Key management is always required if you use data encryption. Alternatives to encryption are truncation (only storing at most the first 6 and last 4 characters of the PAN), hashing with salt and tokenization. A truncated or tokenized PAN is no longer considered CHD, so the PCI DSS will not apply. If using hashing or encryption the PCI requirements still apply.

> But you stated you wished to store the cards for use again without taking them again, so that's the whole thing but never the CVC/CID codes (the 3 digits on the back).

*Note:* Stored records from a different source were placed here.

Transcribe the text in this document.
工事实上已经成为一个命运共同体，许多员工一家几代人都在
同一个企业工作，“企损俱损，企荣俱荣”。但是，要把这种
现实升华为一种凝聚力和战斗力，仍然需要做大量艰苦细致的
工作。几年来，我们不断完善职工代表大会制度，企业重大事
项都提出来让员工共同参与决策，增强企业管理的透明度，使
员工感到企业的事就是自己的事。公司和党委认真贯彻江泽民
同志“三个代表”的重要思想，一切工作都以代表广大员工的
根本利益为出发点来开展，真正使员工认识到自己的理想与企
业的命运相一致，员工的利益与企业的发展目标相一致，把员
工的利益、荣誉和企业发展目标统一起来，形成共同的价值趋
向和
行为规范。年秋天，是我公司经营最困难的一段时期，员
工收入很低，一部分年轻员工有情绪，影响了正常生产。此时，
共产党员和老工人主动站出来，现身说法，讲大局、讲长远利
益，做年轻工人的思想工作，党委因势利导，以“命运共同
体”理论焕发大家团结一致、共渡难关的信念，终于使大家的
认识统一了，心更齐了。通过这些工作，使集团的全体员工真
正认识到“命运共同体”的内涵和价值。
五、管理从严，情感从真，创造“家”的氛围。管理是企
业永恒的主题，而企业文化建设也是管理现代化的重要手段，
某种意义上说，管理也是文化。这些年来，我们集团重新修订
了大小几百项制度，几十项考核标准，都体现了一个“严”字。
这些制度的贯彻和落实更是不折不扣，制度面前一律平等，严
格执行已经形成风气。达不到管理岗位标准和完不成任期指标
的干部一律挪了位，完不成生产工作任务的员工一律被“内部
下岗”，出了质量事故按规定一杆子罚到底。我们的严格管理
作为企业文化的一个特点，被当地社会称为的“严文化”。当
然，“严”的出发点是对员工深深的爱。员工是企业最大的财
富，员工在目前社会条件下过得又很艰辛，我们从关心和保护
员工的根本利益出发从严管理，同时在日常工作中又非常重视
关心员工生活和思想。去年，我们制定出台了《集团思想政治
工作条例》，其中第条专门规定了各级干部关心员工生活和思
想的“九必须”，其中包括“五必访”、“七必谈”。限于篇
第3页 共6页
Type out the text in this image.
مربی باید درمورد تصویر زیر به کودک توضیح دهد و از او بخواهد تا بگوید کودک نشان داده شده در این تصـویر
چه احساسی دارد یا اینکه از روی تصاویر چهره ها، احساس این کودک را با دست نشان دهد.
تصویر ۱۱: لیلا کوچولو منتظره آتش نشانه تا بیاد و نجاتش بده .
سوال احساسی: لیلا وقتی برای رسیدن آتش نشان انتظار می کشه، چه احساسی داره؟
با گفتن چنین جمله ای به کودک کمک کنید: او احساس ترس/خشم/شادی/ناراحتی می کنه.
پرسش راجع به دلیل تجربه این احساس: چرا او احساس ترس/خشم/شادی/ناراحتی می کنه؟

The (typically) 16-digit credit card number (PAN) can be stored but must always be protected with the methods mentioned above, also if the cardholder name, card expiry date or service code are stored together with the PAN, they must also be protected. Track1 or track2 data (magnetic stripe or chip), CVV/CVC/CVID code and PIN/PIN block can never be stored after authorization, even protected.
Rich RumbleSecurity Samurai
Top Expert 2006

Commented:
There are other ways, compensating controls allow for great variance as long as the end result is securing the data, again we are audited year after year, and no rotation is/was in place due to our compensating controls which happen to be more convoluted and harder then just doing proper rotation, but our data is layered inside many obstacles that allow us to pass with ease. It's all semantics... and off topic...
Call around and see if there are companies that can handle your CC data for you, PayPal for example if you want to do internet transactions, the users are foist on to paypal instead of you. If your looking at physical machines, Point of Sale makers should have something to help you where again they host the service and your terminal is merely where they hand you a card. They probably offer a service that remembers the customers for you and allows you to do what your looking to do. I say call around, growing it yourself is likely to cost much more.
-rich

Author

Commented:
We are keeping about 50 card numbers right now (including multiple numbers issued to buyers employed by our local county government!) And we are keeping the CVC/CID numbers too. It's also nothing unusual to receive a fax or email from a customer that includes their card number and CVC number. I'm told the customers simply want the convenience of being able to say "just put it on my credit card - you have the number". If we're not supposed to store the CVC/CID numbers, we normallly can't charge the card anyway, so perhaps we're going at this from the wrong direction. Maybe we're being a little too accomodating after all and need to push some of this back on our customers?
Rich RumbleSecurity Samurai
Top Expert 2006

Commented:
I'd say so yes... again you can have PayPal, Google-Checkout, Verisign and many more handle your "shopping cart" or what ever. You will have to pay for such a service, but it likely offsets the investment of doing it yourself. Or if not looking for an online offering, there are POS client software that again connects to some PCI compliant vendor and they keep the records of the transactions and customers database.
QuickBooks/Intuit has some service like that: http://quickbooks.intuit.com/product/accounting_software/retail_pos_solutions/accept_credit_cards.jsp
-rich
VISA maintains a list of PCI certified payment service providers: http://usa.visa.com/download/merchants/cisp-list-of-pcidss-compliant-service-providers.pdf

I would strongly recommend going the way richrumble suggests and outsourcing the payment processing. As long as you're storing the card verification codes you will not be PCI compliant and your acquirer may even fine or penalize you.
Rich RumbleSecurity Samurai
Top Expert 2006
Commented:

Author

Commented:
Thank you folks. I'll delve into this a little deeper starting with our current merchant services provider.